After 10 Super Combat Center (SCC) in underground bunkers were designated by the "USAF ADC Plan" approved by NORAD on 20 December 1958, additional Air Defense Command planning designated an SCC was to be constructed for command and control. The Denver SCC/DC was planned to become operational by May 1964.

==Geography==
The area of the Denver Air Defense Sector was an irregular pentagon from the Great Basin's northeastern corner through the Central Rocky Mountains to the East border (100.65 meridian West) in the Great Plains. Formed primarily from the southern portion of the pre-SAGE 29th Air Division, smaller additional areas of the 25th & 28th Air Divisions were included to the West, the 25th & 34th ADs to the South, and to the East the 31st, 20th, & 33rd ADs. After the USAF had proposed Lowry AFB in 1958 for a new NORAD facility (as it would be temporary USAF Academy facilities were to be vacated), the bunker for both the sector headquarters and the SCC/DC at the Denver Metropolitan Area was published in the January–June 1959 NORAD Historical Summary (declassified by NORAD/J3 in 1998).

==Austere SAGE area==
In June 1959, in conjunction with SecDef approval for an "Improved SAGE environment" near coasts of the US and the Canada–US border—plus 1 sector in Canada, an "Austere SAGE environment" was also planned. A military region in the "south-central and central area" of the US in 6 sectors defined in the 1 July 1959, SAGE Implementation Schedule:
"Denver Air Defense Sector, Sioux City Air Defense Sector, Albuquerque Air Defense Sector, San Antonio Air Defense Sector, Phoenix Air Defense Sector (east of 112°), and Fort Knox Air Defense Sector (west of 86°30')"

Denver ADS perimeter
| Point & state(s) | Adjacent sector(s) | Location |
| corner:NW ID | Reno/Great Falls |  |
| state line ID/WY | Great Falls |  |
| WY | Great Falls & Minot |  |
| state line WY/SD | Minot |  |
| SD | Minot/Grand Forks |  |
| corner: NE SD | Grand Forks/Sioux City | 43°30′N 100°39′W﻿ / ﻿43.5°N 100.65°W |
| state line SD/NE | Sioux City | 43°00′N 100°39′W﻿ / ﻿43.0°N 100.65°W |
| state line NE/KS | Sioux City | 40°00′N 100°39′W﻿ / ﻿40.0°N 100.65°W |
| state line KS/OK | Sioux City | 36°30′N 100°39′W﻿ / ﻿36.5°N 100.65°W |
| corner: SE OK* | Sioux City/Albuquerque |  |
| state line OK*/NM | Albuquerque |  |
| state line NM/AZ | Albuquerque |  |
| corner: SSW AZ | Albuquerque/Phoenix |  |
| state line AZ/UT | Phoenix |  |
| state line UT/NV | Phoenix |  |
| corner: W NV | Phoenix/Reno |  |
| state line NV/UT | Reno |  |
| state line UT/ID | Reno |  |
*The 1959 map does not show a distinct line between the southern Oklahoma panhandle state line and the Denver ADS.
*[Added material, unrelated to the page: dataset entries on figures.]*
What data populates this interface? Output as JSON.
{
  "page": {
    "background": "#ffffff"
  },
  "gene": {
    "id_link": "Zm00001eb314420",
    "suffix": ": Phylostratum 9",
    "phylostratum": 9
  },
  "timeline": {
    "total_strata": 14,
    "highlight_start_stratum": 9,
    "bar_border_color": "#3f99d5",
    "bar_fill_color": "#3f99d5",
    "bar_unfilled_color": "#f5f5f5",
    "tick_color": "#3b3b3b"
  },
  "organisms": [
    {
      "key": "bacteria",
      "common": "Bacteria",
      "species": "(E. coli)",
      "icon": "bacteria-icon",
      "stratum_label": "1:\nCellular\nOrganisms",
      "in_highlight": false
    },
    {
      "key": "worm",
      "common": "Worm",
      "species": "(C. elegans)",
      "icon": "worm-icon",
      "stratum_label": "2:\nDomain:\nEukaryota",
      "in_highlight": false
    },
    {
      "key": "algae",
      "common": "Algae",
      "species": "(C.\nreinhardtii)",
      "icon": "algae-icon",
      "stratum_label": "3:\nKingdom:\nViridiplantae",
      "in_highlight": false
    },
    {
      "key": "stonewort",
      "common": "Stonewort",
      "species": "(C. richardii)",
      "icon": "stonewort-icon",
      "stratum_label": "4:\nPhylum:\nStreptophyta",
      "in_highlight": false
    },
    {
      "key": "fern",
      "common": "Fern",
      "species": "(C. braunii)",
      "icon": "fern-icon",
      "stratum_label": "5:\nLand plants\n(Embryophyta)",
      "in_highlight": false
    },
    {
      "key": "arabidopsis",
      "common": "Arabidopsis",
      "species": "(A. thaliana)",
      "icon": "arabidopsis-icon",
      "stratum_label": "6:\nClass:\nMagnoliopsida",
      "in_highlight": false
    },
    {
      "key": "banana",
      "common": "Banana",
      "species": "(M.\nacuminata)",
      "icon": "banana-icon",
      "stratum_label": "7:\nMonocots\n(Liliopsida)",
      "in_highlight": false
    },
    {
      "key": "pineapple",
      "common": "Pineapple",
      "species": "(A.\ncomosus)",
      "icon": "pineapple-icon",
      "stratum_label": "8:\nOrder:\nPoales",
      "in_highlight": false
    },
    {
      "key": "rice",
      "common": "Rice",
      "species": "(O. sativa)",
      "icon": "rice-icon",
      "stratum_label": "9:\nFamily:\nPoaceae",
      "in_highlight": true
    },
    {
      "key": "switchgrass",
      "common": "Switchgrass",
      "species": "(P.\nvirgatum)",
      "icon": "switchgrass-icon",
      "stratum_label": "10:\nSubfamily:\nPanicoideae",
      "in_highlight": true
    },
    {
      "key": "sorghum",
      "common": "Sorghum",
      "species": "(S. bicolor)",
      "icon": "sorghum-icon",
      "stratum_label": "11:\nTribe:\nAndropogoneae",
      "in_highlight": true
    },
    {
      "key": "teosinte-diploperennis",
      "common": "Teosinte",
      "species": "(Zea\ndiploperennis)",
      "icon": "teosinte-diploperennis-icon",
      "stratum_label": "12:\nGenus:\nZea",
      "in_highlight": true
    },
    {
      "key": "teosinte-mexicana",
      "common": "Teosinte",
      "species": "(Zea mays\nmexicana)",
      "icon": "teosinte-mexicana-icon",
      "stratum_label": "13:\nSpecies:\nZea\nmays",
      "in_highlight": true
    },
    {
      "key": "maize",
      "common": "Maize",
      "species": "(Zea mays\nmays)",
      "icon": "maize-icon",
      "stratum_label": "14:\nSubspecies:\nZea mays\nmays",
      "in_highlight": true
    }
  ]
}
was constituted by NORAD on 7 October 1959, as the new "austere SAGE area" to have limited gap filler coverage and no advanced radars.
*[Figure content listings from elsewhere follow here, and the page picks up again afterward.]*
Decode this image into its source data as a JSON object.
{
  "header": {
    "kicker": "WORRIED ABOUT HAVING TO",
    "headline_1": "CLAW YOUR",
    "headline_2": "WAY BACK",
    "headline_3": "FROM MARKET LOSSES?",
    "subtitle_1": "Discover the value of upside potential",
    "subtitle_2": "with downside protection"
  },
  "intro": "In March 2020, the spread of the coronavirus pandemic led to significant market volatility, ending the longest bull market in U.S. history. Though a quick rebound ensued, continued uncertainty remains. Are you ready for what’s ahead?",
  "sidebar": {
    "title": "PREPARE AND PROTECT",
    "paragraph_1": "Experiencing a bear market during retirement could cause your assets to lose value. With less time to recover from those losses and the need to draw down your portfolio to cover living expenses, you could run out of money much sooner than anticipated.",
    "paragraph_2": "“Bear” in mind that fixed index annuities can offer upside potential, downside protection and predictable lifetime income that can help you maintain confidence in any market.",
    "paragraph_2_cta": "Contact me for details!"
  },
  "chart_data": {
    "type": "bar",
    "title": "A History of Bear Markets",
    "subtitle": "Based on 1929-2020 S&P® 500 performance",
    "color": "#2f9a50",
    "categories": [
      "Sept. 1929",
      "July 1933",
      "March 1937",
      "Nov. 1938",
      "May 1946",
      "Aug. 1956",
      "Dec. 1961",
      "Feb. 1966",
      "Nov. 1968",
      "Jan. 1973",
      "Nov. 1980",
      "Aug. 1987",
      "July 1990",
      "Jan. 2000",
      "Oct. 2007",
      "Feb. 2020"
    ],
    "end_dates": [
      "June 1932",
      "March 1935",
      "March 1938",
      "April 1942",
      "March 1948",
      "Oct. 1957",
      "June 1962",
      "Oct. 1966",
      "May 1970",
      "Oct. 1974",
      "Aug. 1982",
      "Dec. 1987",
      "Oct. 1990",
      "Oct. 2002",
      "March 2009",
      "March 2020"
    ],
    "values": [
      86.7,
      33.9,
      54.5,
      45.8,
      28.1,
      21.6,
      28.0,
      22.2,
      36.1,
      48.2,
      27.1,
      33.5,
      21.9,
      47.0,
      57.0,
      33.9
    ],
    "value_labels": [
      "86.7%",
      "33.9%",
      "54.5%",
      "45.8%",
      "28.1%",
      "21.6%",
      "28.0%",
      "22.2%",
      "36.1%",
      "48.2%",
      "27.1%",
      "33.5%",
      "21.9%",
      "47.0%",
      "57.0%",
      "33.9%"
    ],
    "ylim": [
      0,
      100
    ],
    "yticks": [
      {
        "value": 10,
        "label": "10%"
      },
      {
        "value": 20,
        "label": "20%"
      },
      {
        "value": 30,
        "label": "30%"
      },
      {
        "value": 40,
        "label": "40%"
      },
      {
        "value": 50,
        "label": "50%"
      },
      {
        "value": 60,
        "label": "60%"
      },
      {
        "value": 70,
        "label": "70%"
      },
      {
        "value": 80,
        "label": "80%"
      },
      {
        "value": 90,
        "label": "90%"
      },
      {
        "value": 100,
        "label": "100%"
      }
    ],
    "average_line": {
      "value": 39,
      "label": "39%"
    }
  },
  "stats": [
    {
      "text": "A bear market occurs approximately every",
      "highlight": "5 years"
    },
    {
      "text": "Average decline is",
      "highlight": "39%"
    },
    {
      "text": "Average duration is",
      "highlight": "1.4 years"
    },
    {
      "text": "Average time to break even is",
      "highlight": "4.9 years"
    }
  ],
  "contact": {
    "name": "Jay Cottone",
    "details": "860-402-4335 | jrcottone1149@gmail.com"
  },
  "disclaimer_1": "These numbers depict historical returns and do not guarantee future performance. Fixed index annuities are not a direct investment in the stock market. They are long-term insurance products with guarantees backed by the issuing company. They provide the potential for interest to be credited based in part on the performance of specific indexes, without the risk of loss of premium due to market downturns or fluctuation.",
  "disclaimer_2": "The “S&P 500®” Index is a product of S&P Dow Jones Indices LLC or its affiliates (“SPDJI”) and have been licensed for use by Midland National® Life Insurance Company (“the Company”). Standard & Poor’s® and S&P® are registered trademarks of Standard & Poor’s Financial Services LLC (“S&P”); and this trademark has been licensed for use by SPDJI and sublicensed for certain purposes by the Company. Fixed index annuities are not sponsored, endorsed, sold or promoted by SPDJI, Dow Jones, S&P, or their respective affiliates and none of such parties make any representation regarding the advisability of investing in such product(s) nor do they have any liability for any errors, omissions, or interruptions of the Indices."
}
Previously planned bunkers for the SCC/DCs at Denver (27th) and San Antonio (33rd) plus an above-ground AN/FSQ-32 at Albuquerque were reconsidered for the austere SAGE area to instead have "three Super Combat Centers in soft configuration". NORAD, USAF, and ADC agreed on a "new radar program" with the austere conditions, and on 9 December 1959, HQ USAF deferred construction of the underground "Denver" bunker for the SCC "because of budget considerations for FY 1961" (other SCCs, including the Ft Knox SCC/DC east of 86°30', were approved despite the hold order on SCC equipment). Plans for the Rocky Mountain Division were discontinued by 15 January 1960, and coordination of interceptors for the general area was instead controlled by the 29th and 34th Air Divisions.

The Denver SCC/DC was entirely cancelled with all Super Combat Centers on 18 March 1960, after an Office of the Secretary of Defense (OSD) evaluation and c. 1961, the military region with the NORAD headquarters at Ent Air Force Base in Colorado Springs was the only CONUS area not an Air Defense Sector.